HYGER

Project at a glance

Pending information.

Public summary

Our new device concept will enable reasonably priced sensors that can see in the dark, detect much smaller cancer tumours and revolutionize the detection limits of scientific equipment, which have so far been only a subject of imagination. We believe that such breakthroughs in sensor technology can be achieved using three unconventional approaches in photodiode manufacturing that we developed in the previous pilot action (ATTRACT Phase 1).

First, we developed a concept where the charge collection is realised via a dopant-free inversion layer, which enables the collection of the signal with very little electrical losses.

Second, we replaced commonly used PECVD dielectric layers by atomic layer deposited highly charged thin films, which allow accurate control of the presence of charge carriers at the surfaces. Such field effect passivation reduces surface recombination and provides excellent interface quality with record-low surface recombination velocity (SRV).

Third, instead of the traditional approach to use a thick AR coating on a flat surface, we eliminated the reflectance from the detector surface by the application of a specific nanotexturing process to Ge surfaces. Such nanostructures eliminate the need for a separate AR coating and result in the fully absorbing surface at wide range of wavelengths and acceptance angles as well as provide efficient light trapping paths inside the substrate.

All these developed approaches lead to Ge sensor element that has superior sensitivity in NIR and lowenergy x-ray detection. In Phase 2, we partner with experts from industry from different parts of the detector value chain and together with them aim to scale up our Phase 1 technology to industrial system-level prototypes and even to commercial products. Our selected technology demonstration case is a high-purity germanium detector technology module that can be used in a variety of systems such as NIR fluorescence and Raman spectroscopy, with typical wavelengths ranging from 850 nm to 1.7 m.

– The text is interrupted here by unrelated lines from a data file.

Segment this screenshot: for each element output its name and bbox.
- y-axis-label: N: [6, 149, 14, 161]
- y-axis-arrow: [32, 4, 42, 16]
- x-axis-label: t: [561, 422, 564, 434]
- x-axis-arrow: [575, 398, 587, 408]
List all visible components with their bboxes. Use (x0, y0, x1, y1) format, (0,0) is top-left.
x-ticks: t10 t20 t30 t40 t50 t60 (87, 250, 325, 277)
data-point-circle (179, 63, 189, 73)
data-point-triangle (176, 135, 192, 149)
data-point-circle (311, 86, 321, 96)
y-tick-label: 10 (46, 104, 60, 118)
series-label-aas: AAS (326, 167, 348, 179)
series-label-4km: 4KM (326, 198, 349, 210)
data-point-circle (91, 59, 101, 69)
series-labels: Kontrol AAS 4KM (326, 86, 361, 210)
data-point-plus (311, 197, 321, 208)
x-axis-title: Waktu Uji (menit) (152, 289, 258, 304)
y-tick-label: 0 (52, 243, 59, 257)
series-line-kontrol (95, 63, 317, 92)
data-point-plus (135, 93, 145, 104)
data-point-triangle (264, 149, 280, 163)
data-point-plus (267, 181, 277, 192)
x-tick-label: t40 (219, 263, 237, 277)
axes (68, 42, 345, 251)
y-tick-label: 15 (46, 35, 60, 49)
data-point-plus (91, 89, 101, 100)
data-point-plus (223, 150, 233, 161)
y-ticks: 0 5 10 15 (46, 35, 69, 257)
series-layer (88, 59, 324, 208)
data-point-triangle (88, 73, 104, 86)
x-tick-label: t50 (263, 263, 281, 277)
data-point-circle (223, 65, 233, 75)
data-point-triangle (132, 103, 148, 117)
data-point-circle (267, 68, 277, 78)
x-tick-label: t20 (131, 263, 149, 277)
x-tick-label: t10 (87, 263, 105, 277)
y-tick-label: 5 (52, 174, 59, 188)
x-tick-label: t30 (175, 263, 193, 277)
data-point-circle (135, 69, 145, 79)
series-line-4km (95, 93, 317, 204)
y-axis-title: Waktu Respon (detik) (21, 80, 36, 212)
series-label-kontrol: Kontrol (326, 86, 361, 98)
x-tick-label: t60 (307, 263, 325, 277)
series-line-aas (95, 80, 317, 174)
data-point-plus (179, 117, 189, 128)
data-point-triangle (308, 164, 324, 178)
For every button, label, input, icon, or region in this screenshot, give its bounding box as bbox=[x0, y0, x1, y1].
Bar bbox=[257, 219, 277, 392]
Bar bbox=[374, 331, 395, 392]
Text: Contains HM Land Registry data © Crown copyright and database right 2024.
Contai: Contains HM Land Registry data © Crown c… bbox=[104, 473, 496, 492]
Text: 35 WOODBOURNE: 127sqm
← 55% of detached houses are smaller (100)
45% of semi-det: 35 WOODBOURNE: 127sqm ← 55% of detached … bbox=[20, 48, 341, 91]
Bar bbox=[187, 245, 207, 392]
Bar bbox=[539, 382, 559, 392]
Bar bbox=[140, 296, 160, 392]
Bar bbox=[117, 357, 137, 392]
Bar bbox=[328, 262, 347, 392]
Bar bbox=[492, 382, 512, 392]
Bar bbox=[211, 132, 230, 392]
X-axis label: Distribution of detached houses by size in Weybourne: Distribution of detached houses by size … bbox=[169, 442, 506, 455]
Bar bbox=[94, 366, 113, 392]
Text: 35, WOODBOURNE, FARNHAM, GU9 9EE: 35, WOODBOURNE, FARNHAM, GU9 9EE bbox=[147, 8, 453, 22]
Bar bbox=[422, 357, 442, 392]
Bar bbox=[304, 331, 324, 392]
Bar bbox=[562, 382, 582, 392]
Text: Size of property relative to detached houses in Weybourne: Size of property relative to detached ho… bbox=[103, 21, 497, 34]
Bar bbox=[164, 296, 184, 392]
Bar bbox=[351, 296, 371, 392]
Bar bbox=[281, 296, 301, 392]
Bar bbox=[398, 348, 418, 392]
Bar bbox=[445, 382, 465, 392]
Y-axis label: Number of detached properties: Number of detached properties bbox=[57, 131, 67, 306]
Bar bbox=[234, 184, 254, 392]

We have selected this demonstration case as our device concept is expected to be ground-breaking in 3-dimensional coaxial and thick crystals used in high-purity Ge detectors that are currently relying on complex ion implantation and annealing procedures. With the selected partners the industrial process integration of our black Ge sensor element is straightforward allowing a fast route for technology module demonstration in an industrial environment, i.e. at the facilities of Baltic Scientific Instruments Ltd, and eventually commercialisation in the selected end-user systems.